Someone asked me today how I could stand to live without power, and as I was explaining that it wasn't really all that bad, what I was struck by was how quickly I'd slipped into my new lifestyle. It's second nature to debate whether a store or restaurant will be open now. I know I'll have to dedicate a few hours' time in order to get gas or ice. I've got a million ways to jazz up triscits and wheat thins now. I've only been living in this surreal half-life since Friday, but already it seems normal to me. It made me wonder about the resilience of humans as a species and how good most of us are at picking up a new routine, new niche, new life. Maybe that's why, despite sometimes our best efforts, we are thriving as a species. It's our ability to survey the situation, file it away and ask, "okay, what next?"

All that said, as I drove home tonight and saw the lights in the neighbors' windows, I felt my heart sing with joy. Getting power restored just in time for the America's Next Top Model makeover episode?? I am like 99.9% sure that's scientific proof of a higher power.

6 comments:

treehavn said...

So basically you're urban camping? (It was the wine tip and hygeine issues that convinced me. Whenever I come back from camping, feeling all aglow at having communed with nature, I am shocked to discover that I now have the skin of a ruddy peasant.)

olivia said...

I love that wine tip. Also I think probably it's a more communal experience than usual--your evenings sound lovely, with people outside and stuff.

poshdeluxe said...

this was a really lovely, reflective post! i'm amazed at the peace you've found amidst a lack of electricity.

i think i'm most impressed with the fact that you take cold showers. EEEE.

and thanks for the pro tip, pro wino.

Alyson said...

You suck because you have power and I don't. Maybe this whole not having power thing is cool, but not when you have a 2-year-old. So, we are living with my parents. Sleeping on a couch bed. And I'm 6 months pregnant. That is not a good combination. My back hurts. A LOT. That is all.

Erin said...

urban camping, Emily. Yes, exactly! Which is about as close to the great outdoors as I will ever get.

Olivia, it did make me feel like being a kid again.

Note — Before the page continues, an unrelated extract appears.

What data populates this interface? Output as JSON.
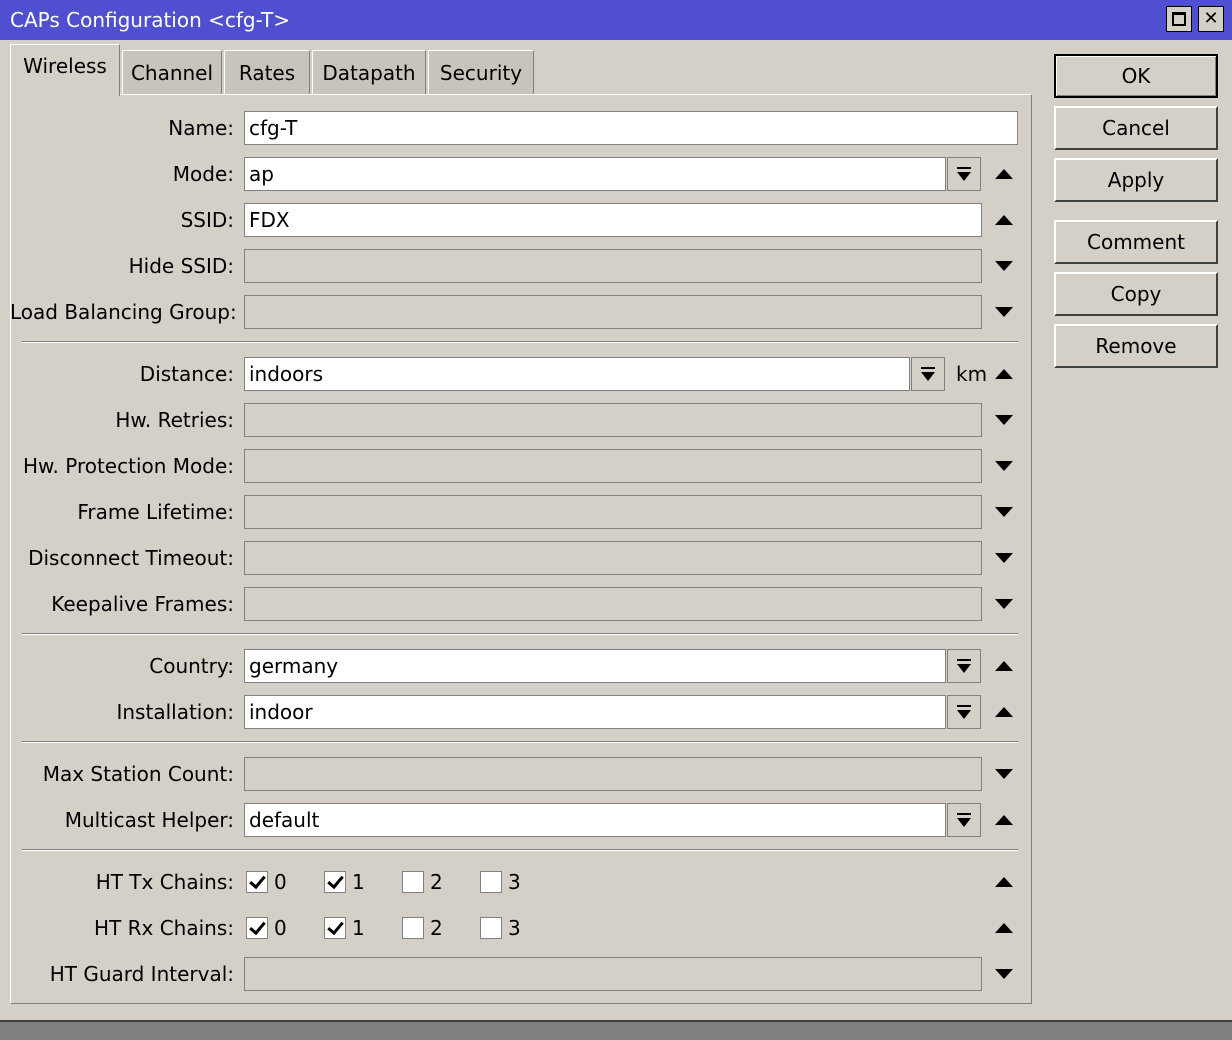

I don't think I've spent that much time talking to my neighbors since I was 8.

Sarah, Pro Tip number two: drink all the beer first before it gets warm!

Aly, still no power? Yeesh. Well that's what you get for living far away from me. CenterPoint is punishing you. I saw that you called last night - I was working. And now I'm going to Louisiana. But I'll call you on Thursday! Take care of Sophia and my tiny little nephew!

Meredith said...

I'm caught up on your blog! You're posting again! My heart sings with joy!